For the moment, expansion plans for the Brazilian market are mainly focused on Alaska pollock and salmon. Depending on market demand, ASMI could opt to give other species such as black cod and halibut a greater marketing push.

Brazil already has a developed appetite for salted, dried cod particularly around the Christmas and Easter period.

One of the aims is to expand partnerships with Portuguese salted cod processors such as Bom Porto and Riberalves, which buy Alaskan cod as a raw material before shipping it to Brazil in processed form.

Alaska views Brazil's large Japanese descendent community as a strong sales opportunity both in retail and foodservice terms.

More than 1.5 million Japanese descendents live among the São Paulo population of 17 million inhabitants, the largest Japanese Diaspora outside of Japan.

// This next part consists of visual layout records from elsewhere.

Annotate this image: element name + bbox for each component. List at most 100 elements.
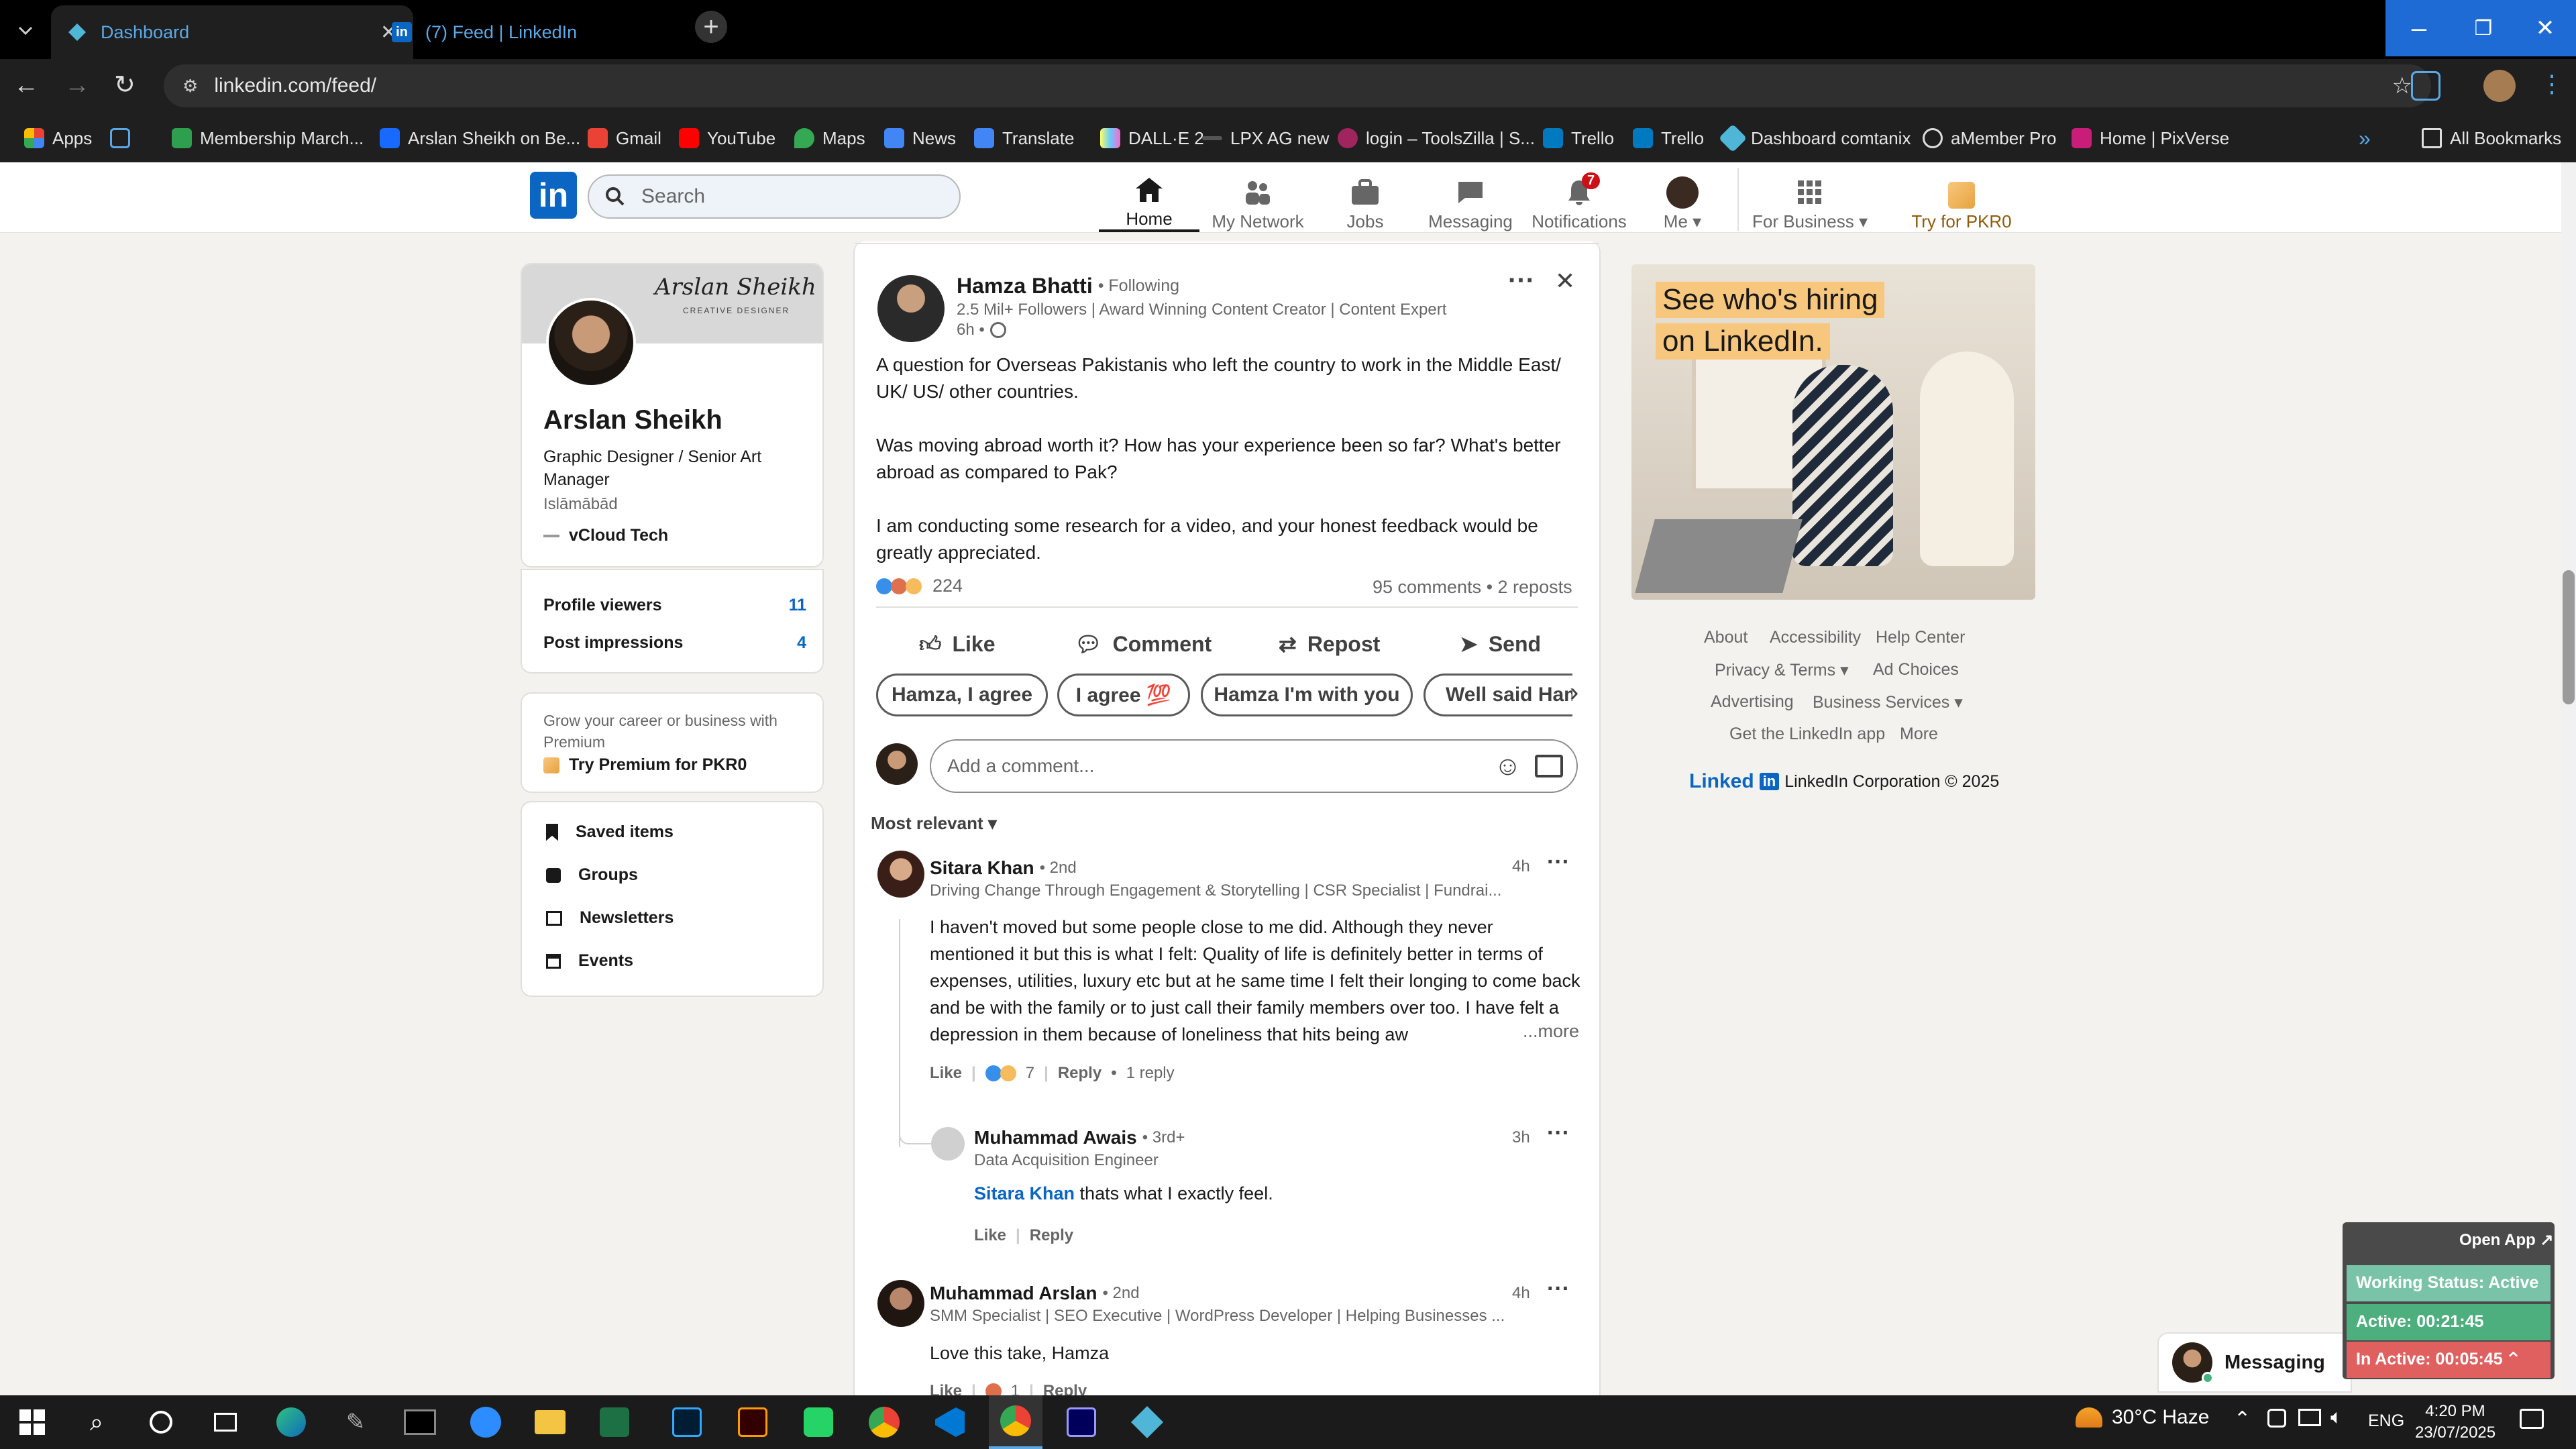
reply-options-icon[interactable]: ··· — [1547, 1120, 1570, 1146]
page-scrollbar[interactable] — [2561, 162, 2576, 1393]
weather-widget[interactable]: 30°C Haze — [2076, 1406, 2209, 1429]
profile-avatar-icon[interactable] — [2483, 70, 2516, 102]
back-button[interactable]: ← — [13, 71, 39, 100]
post-stats[interactable]: 95 comments • 2 reposts — [1373, 577, 1572, 598]
notification-center-icon[interactable] — [2520, 1409, 2544, 1429]
footer-accessibility[interactable]: Accessibility — [1770, 628, 1861, 647]
search-input[interactable]: Search — [588, 174, 961, 219]
see-more-link[interactable]: ...more — [1519, 1021, 1580, 1042]
newsletters-link[interactable]: Newsletters — [546, 908, 674, 928]
premium-card[interactable]: Grow your career or business with Premiu… — [521, 692, 824, 793]
bookmark-amember[interactable]: aMember Pro — [1923, 114, 2057, 162]
open-app-button[interactable]: Open App ↗ — [2459, 1230, 2554, 1250]
footer-business-services[interactable]: Business Services ▾ — [1813, 692, 1963, 712]
footer-help-center[interactable]: Help Center — [1876, 628, 1965, 647]
stat-profile-viewers[interactable]: Profile viewers 11 — [543, 596, 806, 615]
terminal-icon[interactable] — [393, 1395, 447, 1449]
edge-icon[interactable] — [264, 1395, 318, 1449]
hiring-ad[interactable]: See who's hiring on LinkedIn. — [1631, 264, 2035, 600]
whatsapp-icon[interactable] — [792, 1395, 845, 1449]
messaging-tab[interactable]: Messaging — [2157, 1332, 2352, 1393]
premiere-icon[interactable] — [1055, 1395, 1108, 1449]
forward-button[interactable]: → — [64, 71, 90, 100]
profile-company[interactable]: vCloud Tech — [543, 526, 668, 545]
pen-app-icon[interactable]: ✎ — [329, 1395, 382, 1449]
mention-link[interactable]: Sitara Khan — [974, 1183, 1075, 1203]
footer-about[interactable]: About — [1704, 628, 1748, 647]
bookmark-youtube[interactable]: YouTube — [679, 114, 775, 162]
emoji-icon[interactable]: ☺ — [1494, 751, 1521, 782]
tray-chevron-icon[interactable]: ⌃ — [2234, 1407, 2251, 1431]
photoshop-icon[interactable] — [660, 1395, 714, 1449]
post-author-avatar[interactable] — [877, 275, 945, 342]
send-button[interactable]: ➤ Send — [1460, 624, 1541, 664]
tab-dashboard[interactable]: Dashboard ✕ — [51, 5, 413, 59]
commenter-name[interactable]: Muhammad Arslan — [930, 1283, 1097, 1304]
post-author-name[interactable]: Hamza Bhatti — [957, 274, 1093, 299]
illustrator-icon[interactable] — [726, 1395, 780, 1449]
comment-options-icon[interactable]: ··· — [1547, 1276, 1570, 1302]
bookmark-trello-1[interactable]: Trello — [1543, 114, 1614, 162]
extensions-icon[interactable] — [2411, 71, 2440, 101]
bookmark-pixverse[interactable]: Home | PixVerse — [2072, 114, 2229, 162]
suggested-comment[interactable]: Hamza, I agree — [876, 674, 1048, 716]
suggested-comment[interactable]: Hamza I'm with you — [1201, 674, 1413, 716]
suggested-comment[interactable]: Well said Ham — [1424, 674, 1572, 716]
footer-advertising[interactable]: Advertising — [1711, 692, 1794, 712]
footer-privacy-terms[interactable]: Privacy & Terms ▾ — [1715, 660, 1849, 680]
chrome-icon[interactable] — [857, 1395, 911, 1449]
nav-my-network[interactable]: My Network — [1201, 168, 1315, 232]
footer-get-app[interactable]: Get the LinkedIn app — [1729, 724, 1885, 744]
nav-notifications[interactable]: 7 Notifications — [1525, 168, 1633, 232]
saved-items-link[interactable]: Saved items — [546, 822, 674, 842]
reply-reply[interactable]: Reply — [1030, 1226, 1073, 1245]
site-info-icon[interactable]: ⚙ — [182, 76, 198, 97]
widget-collapse-icon[interactable]: ⌃ — [2505, 1348, 2522, 1372]
zoom-icon[interactable] — [459, 1395, 513, 1449]
profile-name[interactable]: Arslan Sheikh — [543, 405, 722, 435]
new-tab-button[interactable]: + — [695, 11, 727, 43]
bookmark-maps[interactable]: Maps — [794, 114, 865, 162]
taskbar-search-icon[interactable]: ⌕ — [70, 1395, 123, 1449]
bookmark-star-icon[interactable]: ☆ — [2392, 72, 2412, 99]
tab-search-button[interactable] — [9, 15, 42, 47]
network-tray-icon[interactable] — [2298, 1409, 2321, 1426]
post-more-options-icon[interactable]: ··· — [1508, 266, 1535, 296]
minimize-button[interactable]: – — [2385, 0, 2453, 56]
nav-messaging[interactable]: Messaging — [1415, 168, 1525, 232]
replier-name[interactable]: Muhammad Awais — [974, 1127, 1137, 1148]
task-view-icon[interactable] — [199, 1395, 252, 1449]
repost-button[interactable]: ⇄ Repost — [1279, 624, 1380, 664]
bookmark-membership[interactable]: Membership March... — [172, 114, 364, 162]
clock[interactable]: 4:20 PM 23/07/2025 — [2415, 1401, 2496, 1444]
stat-post-impressions[interactable]: Post impressions 4 — [543, 633, 806, 653]
restore-button[interactable]: ❐ — [2453, 0, 2514, 56]
add-comment-input[interactable]: Add a comment... ☺ — [930, 739, 1578, 793]
dashboard-app-icon[interactable] — [1120, 1395, 1174, 1449]
reload-button[interactable]: ↻ — [114, 70, 136, 100]
browser-menu-icon[interactable]: ⋮ — [2540, 70, 2564, 98]
linkedin-logo-icon[interactable]: in — [530, 172, 577, 219]
all-bookmarks[interactable]: All Bookmarks — [2422, 114, 2561, 162]
volume-icon[interactable]: 🔈︎ — [2330, 1406, 2343, 1429]
bookmark-news[interactable]: News — [884, 114, 956, 162]
comment-options-icon[interactable]: ··· — [1547, 849, 1570, 875]
vscode-icon[interactable] — [923, 1395, 977, 1449]
events-link[interactable]: Events — [546, 951, 633, 971]
bookmark-lpx[interactable]: LPX AG new — [1202, 114, 1329, 162]
chrome-active-icon[interactable] — [989, 1395, 1042, 1449]
suggestions-next-icon[interactable]: › — [1570, 678, 1578, 708]
like-button[interactable]: 👍︎ Like — [919, 624, 995, 664]
bookmark-toolszilla[interactable]: login – ToolsZilla | S... — [1338, 114, 1535, 162]
reaction-summary[interactable]: 224 — [876, 576, 963, 596]
suggested-comment[interactable]: I agree 💯 — [1057, 674, 1190, 716]
scrollbar-thumb[interactable] — [2563, 570, 2575, 704]
comment-like[interactable]: Like — [930, 1064, 962, 1083]
language-indicator[interactable]: ENG — [2368, 1411, 2404, 1431]
comment-button[interactable]: 💬︎ Comment — [1075, 624, 1212, 664]
post-dismiss-icon[interactable]: ✕ — [1555, 267, 1575, 295]
nav-jobs[interactable]: Jobs — [1315, 168, 1415, 232]
address-bar[interactable]: ⚙ linkedin.com/feed/ ☆ — [164, 64, 2431, 107]
premium-cta[interactable]: Try Premium for PKR0 — [543, 755, 747, 775]
bookmark-dalle[interactable]: DALL·E 2 — [1100, 114, 1204, 162]
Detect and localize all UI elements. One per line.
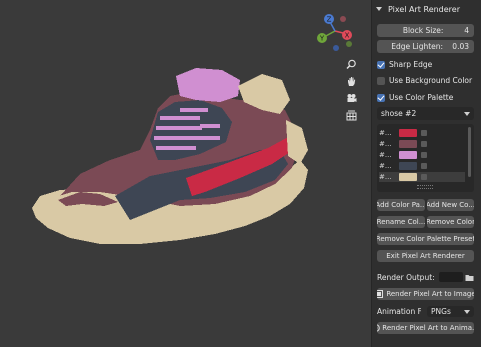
checkbox-unchecked-icon [377, 76, 385, 85]
chevron-down-icon [464, 309, 470, 314]
add-new-color-button[interactable]: Add New Co... [427, 199, 474, 211]
render-animation-icon [377, 324, 381, 332]
chevron-down-icon [464, 111, 470, 116]
list-item[interactable]: #... [379, 139, 465, 149]
list-item[interactable]: #... [379, 172, 465, 182]
color-name: #... [379, 151, 392, 159]
color-option-icon[interactable] [421, 141, 427, 147]
zoom-icon[interactable] [344, 57, 358, 71]
use-color-palette-checkbox[interactable]: Use Color Palette [377, 91, 474, 104]
animation-format-value: PNGs [431, 307, 451, 316]
list-item[interactable]: #... [379, 161, 465, 171]
palette-preset-value: shose #2 [381, 109, 417, 118]
list-item[interactable]: #... [379, 150, 465, 160]
gizmo-y-label: Y [319, 35, 325, 43]
remove-color-palette-preset-button[interactable]: Remove Color Palette Preset [377, 233, 474, 245]
render-output-label: Render Output: [377, 272, 435, 282]
color-name: #... [379, 162, 392, 170]
render-to-animation-label: Render Pixel Art to Anima... [382, 324, 474, 332]
edge-lighten-value: 0.03 [452, 42, 469, 51]
color-swatch[interactable] [399, 173, 417, 181]
color-swatch[interactable] [399, 140, 417, 148]
add-color-palette-button[interactable]: Add Color Pa... [377, 199, 425, 211]
render-to-image-label: Render Pixel Art to Image [386, 290, 474, 298]
orientation-gizmo[interactable]: X Y Z [310, 6, 360, 56]
render-output-row: Render Output: [377, 272, 474, 282]
use-background-color-checkbox[interactable]: Use Background Color [377, 74, 474, 87]
edge-lighten-field[interactable]: Edge Lighten: 0.03 [377, 40, 474, 53]
block-size-value: 4 [464, 26, 469, 35]
pixel-art-renderer-panel: Pixel Art Renderer Block Size: 4 Edge Li… [371, 0, 481, 347]
folder-icon[interactable] [465, 273, 474, 282]
color-option-icon[interactable] [421, 163, 427, 169]
block-size-label: Block Size: [402, 26, 444, 35]
panel-header[interactable]: Pixel Art Renderer [372, 2, 481, 16]
checkbox-checked-icon [377, 60, 385, 69]
chevron-down-icon [376, 7, 382, 11]
sharp-edge-label: Sharp Edge [389, 60, 433, 69]
color-option-icon[interactable] [421, 152, 427, 158]
use-color-palette-label: Use Color Palette [389, 93, 454, 102]
color-swatch[interactable] [399, 162, 417, 170]
palette-preset-dropdown[interactable]: shose #2 [377, 107, 474, 120]
camera-icon[interactable] [344, 91, 358, 105]
color-swatch[interactable] [399, 151, 417, 159]
color-name: #... [379, 129, 392, 137]
animation-format-row: Animation Fo... PNGs [377, 306, 474, 317]
panel-title: Pixel Art Renderer [388, 4, 461, 14]
list-scrollbar[interactable] [468, 127, 471, 177]
remove-color-button[interactable]: Remove Color [427, 216, 474, 228]
exit-pixel-art-renderer-button[interactable]: Exit Pixel Art Renderer [377, 250, 474, 262]
3d-viewport[interactable]: X Y Z [0, 0, 371, 347]
render-to-image-button[interactable]: Render Pixel Art to Image [377, 288, 474, 300]
color-palette-list[interactable]: #... #... #... #... #... [377, 124, 474, 192]
block-size-field[interactable]: Block Size: 4 [377, 24, 474, 37]
gizmo-z-label: Z [327, 16, 332, 24]
render-to-animation-button[interactable]: Render Pixel Art to Anima... [377, 322, 474, 334]
edge-lighten-label: Edge Lighten: [391, 42, 444, 51]
color-option-icon[interactable] [421, 130, 427, 136]
color-swatch[interactable] [399, 129, 417, 137]
shoe-collar [176, 68, 240, 102]
animation-format-label: Animation Fo... [377, 307, 421, 316]
gizmo-x-label: X [345, 32, 350, 40]
list-item[interactable]: #... [379, 128, 465, 138]
animation-format-dropdown[interactable]: PNGs [427, 306, 474, 317]
list-resize-handle[interactable] [417, 185, 433, 189]
sharp-edge-checkbox[interactable]: Sharp Edge [377, 58, 474, 71]
color-name: #... [379, 173, 392, 181]
render-image-icon [377, 290, 384, 298]
hand-icon[interactable] [344, 74, 358, 88]
grid-icon[interactable] [344, 108, 358, 122]
checkbox-checked-icon [377, 93, 385, 102]
color-name: #... [379, 140, 392, 148]
rename-color-button[interactable]: Rename Col... [377, 216, 425, 228]
render-output-field[interactable] [438, 272, 463, 282]
use-background-color-label: Use Background Color [389, 76, 473, 85]
color-option-icon[interactable] [421, 174, 427, 180]
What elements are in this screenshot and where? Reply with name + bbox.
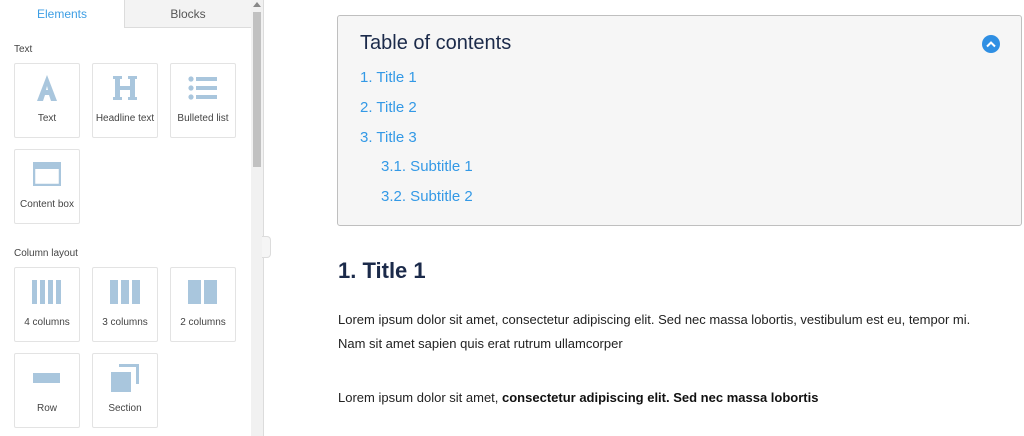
two-columns-icon [171,276,235,308]
toc-link-title-3[interactable]: 3. Title 3 [360,129,417,146]
group-label-text: Text [14,44,33,55]
tile-label: 4 columns [24,317,70,328]
paragraph-2-bold-text: consectetur adipiscing elit. Sed nec mas… [502,390,819,405]
scrollbar-thumb[interactable] [253,12,261,167]
three-columns-icon [93,276,157,308]
tile-bulleted-list[interactable]: Bulleted list [170,63,236,138]
scroll-up-arrow-icon[interactable] [253,2,261,7]
section-heading: 1. Title 1 [338,258,426,283]
letter-a-icon [15,72,79,104]
paragraph-1: Lorem ipsum dolor sit amet, consectetur … [338,308,1022,356]
tile-label: Row [36,403,57,414]
elements-panel: Elements Blocks Text Text Headline text … [0,0,264,436]
tile-4-columns[interactable]: 4 columns [14,267,80,342]
panel-collapse-handle[interactable] [262,236,271,258]
panel-scrollbar[interactable] [251,0,263,436]
toc-link-subtitle-2[interactable]: 3.2. Subtitle 2 [381,188,473,205]
content-box-icon [15,158,79,190]
bulleted-list-icon [171,72,235,104]
tile-label: Bulleted list [177,113,229,124]
four-columns-icon [15,276,79,308]
tile-content-box[interactable]: Content box [14,149,80,224]
letter-h-icon [93,72,157,104]
group-label-column-layout: Column layout [14,248,78,259]
paragraph-2-text: Lorem ipsum dolor sit amet, [338,390,503,405]
table-of-contents: Table of contents 1. Title 1 2. Title 2 … [337,15,1022,226]
toc-link-subtitle-1[interactable]: 3.1. Subtitle 1 [381,158,473,175]
toc-collapse-toggle[interactable] [982,35,1000,53]
panel-tabs: Elements Blocks [0,0,251,28]
paragraph-2: Lorem ipsum dolor sit amet, consectetur … [338,386,1022,410]
toc-title: Table of contents [360,32,512,54]
tile-2-columns[interactable]: 2 columns [170,267,236,342]
paragraph-1-line-2: Nam sit amet sapien quis erat rutrum ull… [338,336,623,351]
tile-headline-text[interactable]: Headline text [92,63,158,138]
tab-elements[interactable]: Elements [0,0,125,28]
tile-label: Content box [20,199,74,210]
tab-blocks[interactable]: Blocks [125,0,251,28]
tile-label: Headline text [95,113,155,124]
tile-label: Text [37,113,57,124]
row-icon [15,362,79,394]
toc-link-title-1[interactable]: 1. Title 1 [360,69,417,86]
tile-text[interactable]: Text [14,63,80,138]
paragraph-1-line-1: Lorem ipsum dolor sit amet, consectetur … [338,312,971,327]
chevron-up-icon [986,41,996,48]
tile-label: 2 columns [180,317,226,328]
tile-section[interactable]: Section [92,353,158,428]
toc-link-title-2[interactable]: 2. Title 2 [360,99,417,116]
tile-label: 3 columns [102,317,148,328]
tile-label: Section [108,403,142,414]
tile-3-columns[interactable]: 3 columns [92,267,158,342]
section-icon [93,362,157,394]
tile-row[interactable]: Row [14,353,80,428]
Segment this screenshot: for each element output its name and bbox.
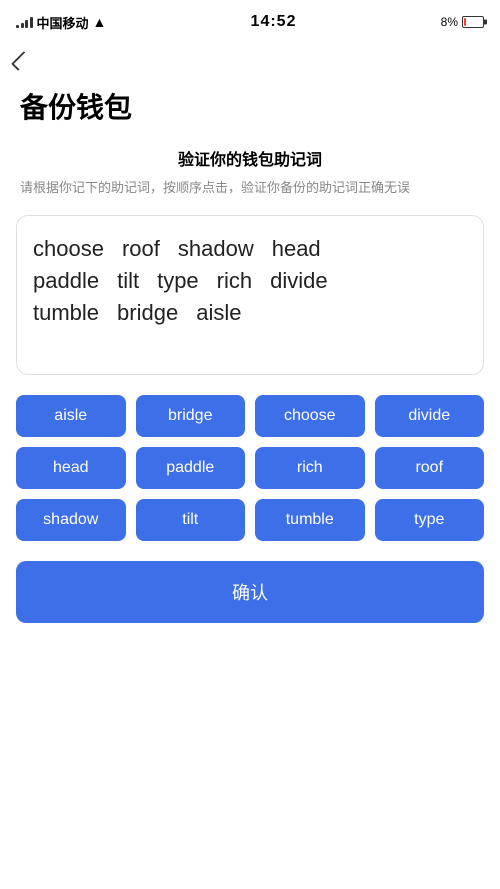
chip-tumble[interactable]: tumble [255, 499, 365, 541]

Alaskan products have already established a presence in some of the larger nationwide supermarkets in Brazil such as Pão de Açucar, Carrefour, Walmart and other smaller, regional chains including G Barbosa, Zona Sul and Zaffari.

Other small and medium-sized retailers are in Alaskan marketing executives' sights along with partnerships with foodservice chains and individual outlets.

"There are already a lot of Japanese restaurants in São Paulo and Rio de Janeiro using the products and of course we would like there to be more," Nascimento said.

Northeastern states such as Bahia where fish consumption is well established, particularly in coastal areas, may also be a target for the Alaskan industry.

***[EDITORS NOTE: ASMI subsequently said the figure for Alaska pollock and wild salmon exports to Brazil was 3,000 metric tons "as figures can vary".]